Though this study was exploratory and the sample was small, the programs and activities reported here likely reflect those of the larger population of U.S. family planning clinics. For example, the proportion of clinics that offered educational programs was the same as that from nationally representative surveys that collected information on this topic (43% vs. 42–43%).10 A slightly higher proportion of clinics in the study sample than in a national survey reported that parent-child communication was addressed in counseling with minors during the initial prescription contraceptive visit (94% vs. 89%),11 probably because this sample was restricted to clinics that served at least 200 adolescent contraceptive clients per year. Subsequent research should determine whether other patterns found in this study parallel those in larger surveys of family planning clinics. For example, to what extent do U.S. clinics provide youth-centered, parent-centered and joint-centered programs? And among clinics that do not offer educational programs, are inadequate funding and staffing the only or primary obstacles? Similarly, family planning clinics would benefit from research that provides in-depth information on the content and approaches that improve parent-child communication and on which audiences are most receptive to various types of information and activities.
This study has several possible limitations. Though estimates of counseling activities and educational programs are similar to national estimates, this sample may be biased if clinics that do relatively little to address this issue did not participate in the study. Also, a social desirability bias may have led clinic staff to exaggerate efforts in this area or to be overly generous in their definition of activities that promote parent-child communication. This may account for the need to correct for overreporting of educational programs.

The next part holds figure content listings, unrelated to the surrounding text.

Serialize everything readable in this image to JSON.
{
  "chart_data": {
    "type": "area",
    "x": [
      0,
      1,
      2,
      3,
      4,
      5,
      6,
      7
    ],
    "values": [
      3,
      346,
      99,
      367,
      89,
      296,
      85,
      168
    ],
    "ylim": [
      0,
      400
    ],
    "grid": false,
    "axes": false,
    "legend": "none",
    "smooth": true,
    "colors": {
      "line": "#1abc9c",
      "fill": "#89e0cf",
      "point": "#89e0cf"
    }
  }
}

In June 2005, the Parent's Right to Know Act was introduced in both houses of Congress. This legislation would require federally funded family planning clinics to notify the parents of any minor seeking prescription contraceptives at least five days before dispensing them. An assumption of such legislation is that clinics "usurp the legitimate rights of parents to guide their children" when they provide confidential sexual health services to minors.12 However, this study demonstrates that most clinics are not trying to limit parental guidance, but rather are making concerted efforts to involve parents. Furthermore, a majority of adolescents who use family planning clinics say that a parent knows of their visit, and adolescent females who have made prior visits for contraceptives are more likely than those who are there for the first time to report that a parent knows about the visit.13
Many family planning clinics have adopted activities to promote communication between adolescents and parents, and these activities have likely helped some young women talk to parents about their clinic visits and sexual health issues. Thus, a more promising alternative to mandating parental notification would be to support clinics in their efforts to improve parent-child communication.